"Bi-Bir kral olarak sana durmanı emrediyorum."
Gözlerime şehvetle bakmaya devam ederken, bu koşuşturmada yüzümün önüne doğru dağılan saçlarımı kulağımın arkasına nazikçe iliştirdi. "Kralım," şimdi ise bakışları dudaklarıma kaymıştı.
"Sizi öpsem ölüm cezasına çarptırılır mıyım?"
Alaylı ses tonuna karşı iyice gerilmiştim ve beni sıkıştırdığı kitaplık sırtımı rahatsız etmeye başlamıştı. Gözlerimi gözleri hariç her yerde gezdirmeye başladığımda ise bu hareketimden hoşlanmamış gibi çenemden tutup bizi göz göze getirdi.
"Cevabınız hayır mı? Yani sizi öpmem de sorun yok?"
Kafamı panikle sağa sola sallamaya başladım. "Hayır, hayır.

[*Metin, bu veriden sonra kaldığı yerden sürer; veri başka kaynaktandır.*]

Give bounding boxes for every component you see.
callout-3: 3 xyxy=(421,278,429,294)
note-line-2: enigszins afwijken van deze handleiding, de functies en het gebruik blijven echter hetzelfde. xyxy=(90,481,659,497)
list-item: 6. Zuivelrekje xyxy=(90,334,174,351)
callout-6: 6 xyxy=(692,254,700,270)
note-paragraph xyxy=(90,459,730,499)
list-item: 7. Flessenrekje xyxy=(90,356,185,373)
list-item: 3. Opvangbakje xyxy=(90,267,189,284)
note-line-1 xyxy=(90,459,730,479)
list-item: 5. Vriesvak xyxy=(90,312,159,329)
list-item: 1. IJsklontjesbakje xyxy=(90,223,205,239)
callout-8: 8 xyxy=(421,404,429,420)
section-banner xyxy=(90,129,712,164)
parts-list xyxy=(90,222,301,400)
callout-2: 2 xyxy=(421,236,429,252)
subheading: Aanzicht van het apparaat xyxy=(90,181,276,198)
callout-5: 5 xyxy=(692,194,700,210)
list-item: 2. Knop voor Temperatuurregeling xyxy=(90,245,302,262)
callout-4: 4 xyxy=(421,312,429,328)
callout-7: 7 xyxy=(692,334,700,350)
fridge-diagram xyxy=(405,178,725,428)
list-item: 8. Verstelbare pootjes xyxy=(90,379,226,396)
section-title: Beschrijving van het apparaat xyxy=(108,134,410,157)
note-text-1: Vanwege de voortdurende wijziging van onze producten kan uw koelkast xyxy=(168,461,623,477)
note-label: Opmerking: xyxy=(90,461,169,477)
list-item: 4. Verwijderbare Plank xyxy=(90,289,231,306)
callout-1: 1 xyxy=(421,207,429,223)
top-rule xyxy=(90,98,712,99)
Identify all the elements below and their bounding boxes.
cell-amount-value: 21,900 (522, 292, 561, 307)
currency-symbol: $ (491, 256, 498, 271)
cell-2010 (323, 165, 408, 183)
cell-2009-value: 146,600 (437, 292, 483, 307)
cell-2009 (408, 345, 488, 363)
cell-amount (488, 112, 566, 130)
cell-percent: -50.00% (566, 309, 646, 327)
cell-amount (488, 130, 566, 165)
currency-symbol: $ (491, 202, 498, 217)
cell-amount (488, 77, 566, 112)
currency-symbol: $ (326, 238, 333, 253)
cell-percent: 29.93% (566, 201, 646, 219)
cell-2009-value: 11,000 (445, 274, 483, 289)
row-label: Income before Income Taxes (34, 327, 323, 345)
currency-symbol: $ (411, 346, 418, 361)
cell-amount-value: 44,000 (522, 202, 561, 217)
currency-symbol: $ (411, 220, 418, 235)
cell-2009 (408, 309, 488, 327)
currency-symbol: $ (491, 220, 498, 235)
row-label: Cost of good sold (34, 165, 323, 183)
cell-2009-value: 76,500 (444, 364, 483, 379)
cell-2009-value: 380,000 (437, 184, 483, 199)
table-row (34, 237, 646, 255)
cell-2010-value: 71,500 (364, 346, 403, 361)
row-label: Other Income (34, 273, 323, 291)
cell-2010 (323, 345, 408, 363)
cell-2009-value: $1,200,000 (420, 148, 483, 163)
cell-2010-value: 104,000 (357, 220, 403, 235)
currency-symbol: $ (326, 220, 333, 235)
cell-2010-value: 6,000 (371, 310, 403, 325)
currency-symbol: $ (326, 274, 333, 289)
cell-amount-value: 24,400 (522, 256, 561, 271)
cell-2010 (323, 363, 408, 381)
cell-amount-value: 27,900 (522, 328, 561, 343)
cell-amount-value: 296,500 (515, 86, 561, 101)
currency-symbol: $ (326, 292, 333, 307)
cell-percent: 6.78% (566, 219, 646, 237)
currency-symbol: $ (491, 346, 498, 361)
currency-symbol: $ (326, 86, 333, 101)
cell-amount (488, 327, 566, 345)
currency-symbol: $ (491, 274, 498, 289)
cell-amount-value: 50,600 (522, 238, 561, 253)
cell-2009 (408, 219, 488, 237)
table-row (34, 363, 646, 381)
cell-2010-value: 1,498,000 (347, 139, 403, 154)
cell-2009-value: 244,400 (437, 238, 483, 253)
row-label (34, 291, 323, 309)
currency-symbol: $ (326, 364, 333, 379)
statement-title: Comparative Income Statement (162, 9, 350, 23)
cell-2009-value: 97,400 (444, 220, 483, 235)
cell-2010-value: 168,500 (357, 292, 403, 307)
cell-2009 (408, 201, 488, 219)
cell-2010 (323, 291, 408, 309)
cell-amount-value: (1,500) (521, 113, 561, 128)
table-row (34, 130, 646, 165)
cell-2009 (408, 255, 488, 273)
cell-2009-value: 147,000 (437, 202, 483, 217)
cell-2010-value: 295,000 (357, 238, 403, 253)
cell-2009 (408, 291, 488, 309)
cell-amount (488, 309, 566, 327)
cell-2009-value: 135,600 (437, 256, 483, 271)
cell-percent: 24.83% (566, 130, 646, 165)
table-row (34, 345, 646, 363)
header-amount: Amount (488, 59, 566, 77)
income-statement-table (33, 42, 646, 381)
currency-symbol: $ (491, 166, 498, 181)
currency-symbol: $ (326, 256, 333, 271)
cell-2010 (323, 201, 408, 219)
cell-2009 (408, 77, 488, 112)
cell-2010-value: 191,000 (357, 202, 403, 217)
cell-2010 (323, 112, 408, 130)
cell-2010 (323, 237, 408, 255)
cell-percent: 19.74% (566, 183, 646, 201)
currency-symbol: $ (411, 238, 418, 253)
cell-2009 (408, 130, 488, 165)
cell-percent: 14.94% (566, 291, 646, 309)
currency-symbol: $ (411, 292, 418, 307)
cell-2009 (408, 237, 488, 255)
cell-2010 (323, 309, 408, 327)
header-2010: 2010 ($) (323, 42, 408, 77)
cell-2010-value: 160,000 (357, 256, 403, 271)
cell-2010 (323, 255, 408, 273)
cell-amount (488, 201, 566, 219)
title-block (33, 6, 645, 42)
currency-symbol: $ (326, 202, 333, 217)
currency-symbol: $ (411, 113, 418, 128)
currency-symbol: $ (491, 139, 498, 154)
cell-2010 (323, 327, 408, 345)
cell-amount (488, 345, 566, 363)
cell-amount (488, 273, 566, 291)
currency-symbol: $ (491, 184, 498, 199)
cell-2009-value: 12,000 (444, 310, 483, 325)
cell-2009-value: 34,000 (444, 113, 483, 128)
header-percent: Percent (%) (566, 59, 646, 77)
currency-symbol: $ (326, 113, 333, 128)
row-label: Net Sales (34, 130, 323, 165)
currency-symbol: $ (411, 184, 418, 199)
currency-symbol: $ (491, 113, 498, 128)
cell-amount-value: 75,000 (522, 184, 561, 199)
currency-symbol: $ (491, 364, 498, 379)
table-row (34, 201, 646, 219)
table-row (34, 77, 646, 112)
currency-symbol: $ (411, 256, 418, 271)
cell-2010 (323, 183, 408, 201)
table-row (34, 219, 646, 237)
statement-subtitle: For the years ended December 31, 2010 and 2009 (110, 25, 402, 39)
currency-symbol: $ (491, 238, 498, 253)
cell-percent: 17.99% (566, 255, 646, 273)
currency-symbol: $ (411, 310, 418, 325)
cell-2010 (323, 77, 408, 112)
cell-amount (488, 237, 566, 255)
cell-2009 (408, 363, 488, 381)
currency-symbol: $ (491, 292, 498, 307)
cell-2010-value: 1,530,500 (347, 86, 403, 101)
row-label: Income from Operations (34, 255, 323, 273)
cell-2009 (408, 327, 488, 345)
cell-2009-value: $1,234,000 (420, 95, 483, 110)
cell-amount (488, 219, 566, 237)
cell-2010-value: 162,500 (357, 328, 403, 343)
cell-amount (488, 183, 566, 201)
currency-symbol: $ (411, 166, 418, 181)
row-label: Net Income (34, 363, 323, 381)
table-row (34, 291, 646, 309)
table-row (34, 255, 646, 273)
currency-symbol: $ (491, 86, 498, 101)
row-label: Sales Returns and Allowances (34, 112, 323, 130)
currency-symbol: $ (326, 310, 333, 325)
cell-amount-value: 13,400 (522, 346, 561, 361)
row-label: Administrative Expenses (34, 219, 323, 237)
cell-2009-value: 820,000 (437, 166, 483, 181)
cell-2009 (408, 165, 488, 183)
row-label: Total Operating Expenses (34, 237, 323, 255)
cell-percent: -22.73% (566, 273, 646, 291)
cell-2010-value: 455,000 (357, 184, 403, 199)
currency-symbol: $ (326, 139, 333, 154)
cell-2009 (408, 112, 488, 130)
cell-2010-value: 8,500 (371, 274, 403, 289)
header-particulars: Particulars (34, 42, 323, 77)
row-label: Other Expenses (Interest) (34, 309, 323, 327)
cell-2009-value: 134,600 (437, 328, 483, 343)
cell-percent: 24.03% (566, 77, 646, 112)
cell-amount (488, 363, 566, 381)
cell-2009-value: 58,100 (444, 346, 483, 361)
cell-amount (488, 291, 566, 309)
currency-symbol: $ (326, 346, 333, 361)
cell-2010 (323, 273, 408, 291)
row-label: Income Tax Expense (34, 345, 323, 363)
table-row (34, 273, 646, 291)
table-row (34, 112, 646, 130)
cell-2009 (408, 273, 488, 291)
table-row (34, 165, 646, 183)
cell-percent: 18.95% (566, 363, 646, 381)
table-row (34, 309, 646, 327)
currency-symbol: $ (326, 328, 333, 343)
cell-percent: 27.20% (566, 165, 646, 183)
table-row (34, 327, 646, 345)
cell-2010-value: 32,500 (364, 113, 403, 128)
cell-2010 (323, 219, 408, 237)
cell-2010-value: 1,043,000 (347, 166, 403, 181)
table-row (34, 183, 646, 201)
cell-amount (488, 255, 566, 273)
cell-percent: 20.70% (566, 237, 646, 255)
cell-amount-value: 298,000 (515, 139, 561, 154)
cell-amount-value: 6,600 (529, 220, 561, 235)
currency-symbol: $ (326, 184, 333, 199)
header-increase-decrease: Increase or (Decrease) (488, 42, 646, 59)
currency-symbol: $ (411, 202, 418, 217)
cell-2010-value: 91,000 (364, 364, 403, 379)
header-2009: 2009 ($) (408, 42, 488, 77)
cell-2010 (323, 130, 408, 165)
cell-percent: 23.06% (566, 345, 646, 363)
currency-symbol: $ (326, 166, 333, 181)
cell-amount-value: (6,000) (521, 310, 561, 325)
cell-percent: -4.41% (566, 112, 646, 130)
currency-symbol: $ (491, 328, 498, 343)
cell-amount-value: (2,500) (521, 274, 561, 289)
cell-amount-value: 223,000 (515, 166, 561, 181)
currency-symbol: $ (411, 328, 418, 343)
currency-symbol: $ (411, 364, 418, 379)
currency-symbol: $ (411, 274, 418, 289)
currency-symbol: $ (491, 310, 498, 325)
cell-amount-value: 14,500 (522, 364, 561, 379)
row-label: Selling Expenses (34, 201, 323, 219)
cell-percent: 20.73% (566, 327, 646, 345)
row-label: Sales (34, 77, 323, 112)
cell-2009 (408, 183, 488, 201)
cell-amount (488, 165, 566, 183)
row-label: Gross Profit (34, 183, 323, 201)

Yani evet. Yani hayır, yani- çarptırırım. Seni ölüm cezasına çarptırırım. " Bir anlık dalgınlıkla saçmalamam hoşuna gitmiş gibi gülümsedi. Taehyung, çekici bir adamdı, kabul ediyordum ama bu şuan yaptığı şeyin yanlış olduğu gerçeğini değiştirmiyordu.
"Ne var biliyor musunuz, kralım? Sizi öpmeyeceğim. " Söylediklerinin ve bir anda geri çekilip nefes almamın bana iyi hissettirmesi gerekiyordu değil mi? Ama bunun yerine boşluktaymış gibi hissettim. O ise arkasını dönmeden önce son kez konuştu.
"Beni ilk siz öpeceksiniz."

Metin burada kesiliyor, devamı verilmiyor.